В лесу я, конечно, выломал настоящую дубинку и, побрякивая ею по всему, что попадалось по дороге, дальше уже шел увереннее: обзор здесь был достаточно большой, и если лев струсил там – на дороге! – то здесь, на открытом месте, уже вряд ли проявит инициативу. Конечно, зверь чувствует настроение человека, и если человеческий дух находится в боевой готовности и человек активно настроен на отпор, это играет немаловажную роль в любой ситуации.

Добравшись до створа, я увидел, что уровень воды не изменился. А измерять расход воды второй раз, чтобы подтвердить уже измеренный, – не главное, ради чего стоило проделывать такой путь пешком. Так что можно было расслабиться.

Я снял замок с сарайчика, перенес инструменты в лодку и стал ждать помощников. Вода почти сравнялась с небольшим земляным валом, удерживающим перелив в пойму. По реке неслись обломки пней, пальм, кустов; время от времени по середине русла, где течение было наибольшим, проносились стволы деревьев, подмытых на излучинах. Трос продолжал звенеть, время от времени цепляя верхушки сучьев, торчащих на больших стволах, – и, отцепившись, сначала гулко хлопал по воде, вздымая брызги, а потом снова натягивался как струна и гудел, словно потревоженный в норе шмель.

Машина пришла лишь под вечер: когда Мухаммед добрался на буксире до базы, и механик послал за мной другую машину. Пришлось ехать в поселок; глубокой ночью мы прибыли в наш лагерь, шофер уехал в Джелиб, где был его дом, а я, предварительно выпив с полведерка воды, завалился спать.

 

* * *

 

Река скоро спала, уровни установились на средних отметках; работы стало поменьше, но машина наша начала ломаться все чаще и чаще, и, наконец, механики поставили ее на ремонт.

В начале очередной недели к моему вагончику, в Кайтое, должны были ехать геологи, чтобы пробурить там несколько дополнительных скважин для замеров уровней подземных вод. Они ехали на трех машинах – два «Газ-66» и буровой станок, – и я со своей командой отправился с ними.

Двухосные «Газ-66» – хорошие машины на бездорожье; мы выехали рано утром и к обеду уже были на нашей площадке перед вагончиком. Геологи остались на площадке, а я со своей группой отправился дальше, на створ. Мы поехали на водовозке – я с Мухаммедом в кабине, а наши помощники сверху, на цистерне, оседлав ее, как наездники крутого быка.

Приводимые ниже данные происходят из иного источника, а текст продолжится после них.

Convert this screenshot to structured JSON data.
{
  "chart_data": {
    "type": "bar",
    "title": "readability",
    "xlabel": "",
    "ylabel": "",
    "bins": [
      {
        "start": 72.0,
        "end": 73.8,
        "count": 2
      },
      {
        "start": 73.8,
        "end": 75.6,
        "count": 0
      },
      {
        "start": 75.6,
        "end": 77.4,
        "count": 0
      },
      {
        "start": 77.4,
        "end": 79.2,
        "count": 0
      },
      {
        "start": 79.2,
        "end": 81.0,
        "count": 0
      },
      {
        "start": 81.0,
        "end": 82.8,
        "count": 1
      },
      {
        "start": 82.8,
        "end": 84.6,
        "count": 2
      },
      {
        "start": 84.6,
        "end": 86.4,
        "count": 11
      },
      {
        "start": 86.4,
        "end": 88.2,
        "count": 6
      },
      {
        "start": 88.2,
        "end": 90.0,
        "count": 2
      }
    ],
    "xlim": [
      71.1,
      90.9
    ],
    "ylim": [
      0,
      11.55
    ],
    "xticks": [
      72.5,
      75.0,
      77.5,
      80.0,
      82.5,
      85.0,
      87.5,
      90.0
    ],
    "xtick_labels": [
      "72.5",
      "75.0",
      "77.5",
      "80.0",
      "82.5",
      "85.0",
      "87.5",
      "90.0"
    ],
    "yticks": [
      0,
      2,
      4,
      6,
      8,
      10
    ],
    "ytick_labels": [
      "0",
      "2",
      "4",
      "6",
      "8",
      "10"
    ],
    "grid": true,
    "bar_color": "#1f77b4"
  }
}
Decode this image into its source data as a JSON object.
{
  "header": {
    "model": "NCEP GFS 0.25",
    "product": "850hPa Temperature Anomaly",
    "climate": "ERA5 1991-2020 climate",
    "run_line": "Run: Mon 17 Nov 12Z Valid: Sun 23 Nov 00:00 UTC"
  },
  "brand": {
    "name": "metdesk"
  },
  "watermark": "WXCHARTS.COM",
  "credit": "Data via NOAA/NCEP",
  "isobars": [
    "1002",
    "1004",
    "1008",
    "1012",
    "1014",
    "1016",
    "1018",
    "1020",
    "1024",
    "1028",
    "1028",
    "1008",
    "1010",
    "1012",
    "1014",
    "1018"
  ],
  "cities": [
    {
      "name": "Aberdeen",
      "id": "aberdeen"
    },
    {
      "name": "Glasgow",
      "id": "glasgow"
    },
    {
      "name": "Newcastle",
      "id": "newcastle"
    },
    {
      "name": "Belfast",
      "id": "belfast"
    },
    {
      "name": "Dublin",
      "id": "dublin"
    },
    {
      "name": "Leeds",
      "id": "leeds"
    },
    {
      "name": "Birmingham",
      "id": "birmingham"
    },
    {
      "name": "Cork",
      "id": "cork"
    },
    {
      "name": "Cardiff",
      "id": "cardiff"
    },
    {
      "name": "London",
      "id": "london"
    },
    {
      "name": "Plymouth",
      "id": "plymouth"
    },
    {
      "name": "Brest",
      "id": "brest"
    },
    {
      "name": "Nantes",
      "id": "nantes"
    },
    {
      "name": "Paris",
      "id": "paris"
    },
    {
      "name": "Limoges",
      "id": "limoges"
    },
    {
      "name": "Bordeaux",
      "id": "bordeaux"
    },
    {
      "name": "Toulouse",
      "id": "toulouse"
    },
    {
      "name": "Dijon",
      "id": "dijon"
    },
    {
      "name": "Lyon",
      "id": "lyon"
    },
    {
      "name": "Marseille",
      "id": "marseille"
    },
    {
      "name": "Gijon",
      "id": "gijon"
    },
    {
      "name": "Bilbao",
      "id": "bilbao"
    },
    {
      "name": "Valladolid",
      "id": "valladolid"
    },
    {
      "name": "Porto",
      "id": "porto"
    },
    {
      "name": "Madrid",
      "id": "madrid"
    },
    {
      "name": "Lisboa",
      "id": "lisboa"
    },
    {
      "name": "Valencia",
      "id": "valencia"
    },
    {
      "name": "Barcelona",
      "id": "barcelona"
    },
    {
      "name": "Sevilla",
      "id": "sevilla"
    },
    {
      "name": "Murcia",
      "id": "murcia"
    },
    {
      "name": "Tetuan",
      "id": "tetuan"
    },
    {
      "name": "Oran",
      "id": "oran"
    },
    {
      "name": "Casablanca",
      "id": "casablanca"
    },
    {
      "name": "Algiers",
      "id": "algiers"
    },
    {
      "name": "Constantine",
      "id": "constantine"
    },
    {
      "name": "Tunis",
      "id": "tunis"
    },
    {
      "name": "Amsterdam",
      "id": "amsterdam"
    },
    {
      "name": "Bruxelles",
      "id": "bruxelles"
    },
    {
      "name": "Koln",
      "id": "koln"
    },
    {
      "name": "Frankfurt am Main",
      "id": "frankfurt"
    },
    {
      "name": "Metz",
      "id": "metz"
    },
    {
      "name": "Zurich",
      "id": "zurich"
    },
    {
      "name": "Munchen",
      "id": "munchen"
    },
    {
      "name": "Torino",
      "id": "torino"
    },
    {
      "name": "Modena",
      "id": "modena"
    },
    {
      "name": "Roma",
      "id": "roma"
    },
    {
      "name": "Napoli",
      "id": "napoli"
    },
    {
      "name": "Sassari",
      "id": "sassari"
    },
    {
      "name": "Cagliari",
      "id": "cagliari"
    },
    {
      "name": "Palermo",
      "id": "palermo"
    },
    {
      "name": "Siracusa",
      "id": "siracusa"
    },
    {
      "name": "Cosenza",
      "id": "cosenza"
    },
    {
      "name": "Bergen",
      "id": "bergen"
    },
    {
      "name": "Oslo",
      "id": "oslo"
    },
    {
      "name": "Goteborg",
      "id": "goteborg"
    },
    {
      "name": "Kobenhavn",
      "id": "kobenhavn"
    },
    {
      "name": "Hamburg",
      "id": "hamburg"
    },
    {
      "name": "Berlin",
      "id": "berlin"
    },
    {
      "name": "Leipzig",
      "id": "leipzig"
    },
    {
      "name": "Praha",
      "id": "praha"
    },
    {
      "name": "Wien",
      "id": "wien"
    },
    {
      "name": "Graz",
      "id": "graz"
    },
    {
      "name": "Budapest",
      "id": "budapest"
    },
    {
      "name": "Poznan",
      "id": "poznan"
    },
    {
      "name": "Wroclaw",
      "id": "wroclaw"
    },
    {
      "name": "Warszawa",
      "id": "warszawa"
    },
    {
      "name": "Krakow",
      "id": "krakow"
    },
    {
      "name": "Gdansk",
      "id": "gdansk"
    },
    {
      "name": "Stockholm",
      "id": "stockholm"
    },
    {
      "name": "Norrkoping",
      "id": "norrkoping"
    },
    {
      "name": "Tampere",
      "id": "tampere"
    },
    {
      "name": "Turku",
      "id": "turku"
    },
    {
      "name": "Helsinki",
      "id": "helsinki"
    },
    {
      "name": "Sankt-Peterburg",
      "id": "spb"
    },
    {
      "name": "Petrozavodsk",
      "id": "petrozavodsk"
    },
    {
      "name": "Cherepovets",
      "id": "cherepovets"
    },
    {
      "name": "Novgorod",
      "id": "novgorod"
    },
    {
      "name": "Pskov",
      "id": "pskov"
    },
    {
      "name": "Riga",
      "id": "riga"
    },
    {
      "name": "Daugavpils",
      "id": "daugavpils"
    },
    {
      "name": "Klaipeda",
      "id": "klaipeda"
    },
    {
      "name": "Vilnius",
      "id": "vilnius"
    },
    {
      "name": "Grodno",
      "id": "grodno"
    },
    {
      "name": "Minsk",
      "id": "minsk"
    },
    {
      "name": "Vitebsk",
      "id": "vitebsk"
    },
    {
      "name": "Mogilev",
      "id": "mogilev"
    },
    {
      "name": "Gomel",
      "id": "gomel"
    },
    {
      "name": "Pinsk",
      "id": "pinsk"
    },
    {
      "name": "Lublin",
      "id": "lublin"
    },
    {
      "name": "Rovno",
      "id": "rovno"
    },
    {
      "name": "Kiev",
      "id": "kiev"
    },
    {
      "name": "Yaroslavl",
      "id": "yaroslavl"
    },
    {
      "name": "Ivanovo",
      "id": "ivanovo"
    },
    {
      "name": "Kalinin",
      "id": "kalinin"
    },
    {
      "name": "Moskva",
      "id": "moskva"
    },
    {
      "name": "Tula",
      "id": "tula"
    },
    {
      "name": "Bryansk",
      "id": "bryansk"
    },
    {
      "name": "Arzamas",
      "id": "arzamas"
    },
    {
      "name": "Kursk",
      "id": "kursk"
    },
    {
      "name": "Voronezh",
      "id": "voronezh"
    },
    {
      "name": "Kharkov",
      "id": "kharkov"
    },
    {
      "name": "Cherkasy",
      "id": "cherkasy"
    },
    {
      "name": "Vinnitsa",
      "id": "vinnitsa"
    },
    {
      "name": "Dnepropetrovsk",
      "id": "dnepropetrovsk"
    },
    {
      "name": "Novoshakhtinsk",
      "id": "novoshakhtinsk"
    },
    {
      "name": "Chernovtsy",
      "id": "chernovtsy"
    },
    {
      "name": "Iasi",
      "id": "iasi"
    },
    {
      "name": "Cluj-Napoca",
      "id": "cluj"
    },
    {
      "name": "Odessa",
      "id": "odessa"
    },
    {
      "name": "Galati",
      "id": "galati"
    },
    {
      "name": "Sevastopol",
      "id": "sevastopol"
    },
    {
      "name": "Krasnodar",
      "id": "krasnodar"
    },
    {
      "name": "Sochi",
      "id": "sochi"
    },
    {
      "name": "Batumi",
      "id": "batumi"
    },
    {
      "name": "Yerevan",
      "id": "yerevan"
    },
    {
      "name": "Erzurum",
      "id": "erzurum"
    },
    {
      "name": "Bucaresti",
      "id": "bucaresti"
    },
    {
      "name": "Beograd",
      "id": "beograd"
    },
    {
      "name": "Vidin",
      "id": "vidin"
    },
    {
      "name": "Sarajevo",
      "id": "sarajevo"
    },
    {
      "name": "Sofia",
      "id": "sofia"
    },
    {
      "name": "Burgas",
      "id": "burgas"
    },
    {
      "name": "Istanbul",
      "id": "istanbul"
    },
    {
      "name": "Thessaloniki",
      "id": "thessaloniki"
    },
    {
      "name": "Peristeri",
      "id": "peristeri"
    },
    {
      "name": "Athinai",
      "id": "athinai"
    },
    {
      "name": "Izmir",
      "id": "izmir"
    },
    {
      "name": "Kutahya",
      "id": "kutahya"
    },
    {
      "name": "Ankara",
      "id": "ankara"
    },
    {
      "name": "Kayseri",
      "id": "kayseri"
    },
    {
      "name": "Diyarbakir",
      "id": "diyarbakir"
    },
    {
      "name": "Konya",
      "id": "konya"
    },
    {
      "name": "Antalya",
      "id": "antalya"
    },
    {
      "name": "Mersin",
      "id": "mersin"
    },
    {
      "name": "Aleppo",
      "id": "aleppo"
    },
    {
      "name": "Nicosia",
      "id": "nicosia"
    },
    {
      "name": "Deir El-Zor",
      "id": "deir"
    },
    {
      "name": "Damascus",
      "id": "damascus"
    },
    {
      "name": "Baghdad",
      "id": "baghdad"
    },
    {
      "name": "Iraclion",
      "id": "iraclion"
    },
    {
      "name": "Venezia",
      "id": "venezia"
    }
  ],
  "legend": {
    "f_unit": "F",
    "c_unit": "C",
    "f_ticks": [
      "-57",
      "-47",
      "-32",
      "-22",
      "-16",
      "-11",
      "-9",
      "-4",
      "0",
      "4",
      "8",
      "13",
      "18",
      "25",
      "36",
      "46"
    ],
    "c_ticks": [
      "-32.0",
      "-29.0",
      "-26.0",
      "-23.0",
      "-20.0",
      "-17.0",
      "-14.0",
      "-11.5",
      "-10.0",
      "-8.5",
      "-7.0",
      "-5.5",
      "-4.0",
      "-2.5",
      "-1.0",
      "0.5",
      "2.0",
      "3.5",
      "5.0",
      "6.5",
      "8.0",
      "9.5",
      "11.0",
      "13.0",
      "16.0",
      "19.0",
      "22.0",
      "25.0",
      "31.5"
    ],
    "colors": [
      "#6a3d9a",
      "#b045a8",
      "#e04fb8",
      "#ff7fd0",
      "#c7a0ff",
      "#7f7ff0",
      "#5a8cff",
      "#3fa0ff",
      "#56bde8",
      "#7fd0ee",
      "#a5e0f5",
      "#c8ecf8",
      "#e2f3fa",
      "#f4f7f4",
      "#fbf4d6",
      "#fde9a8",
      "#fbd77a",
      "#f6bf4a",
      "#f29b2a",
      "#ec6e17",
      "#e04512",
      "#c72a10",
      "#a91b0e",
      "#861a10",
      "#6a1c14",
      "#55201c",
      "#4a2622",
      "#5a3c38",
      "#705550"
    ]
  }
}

– Как доберешься до места, машину сразу отправляй назад, – предупредил меня Коля Гаврилов, помощник Микляева. – Без водовозки мы не можем бурить: надо все время смачивать грунт. А то сорвешь нам работу.

Прошедшие за неделю ливни так изуродовали дорогу, что от нее осталось лишь месиво грязи и отдельные бугры, торчащие из колеи.

Мы застряли, не доезжая километра три до водпоста. И застряли наглухо: водовозка так глубоко провалилась всеми четырьмя колесами в одну из ям, скрытую под водой, что даже не шевелилась, когда шофер переключал передачи, чтобы раскачать ее взад-вперед. Ясно было, что без буксира нам не обойтись.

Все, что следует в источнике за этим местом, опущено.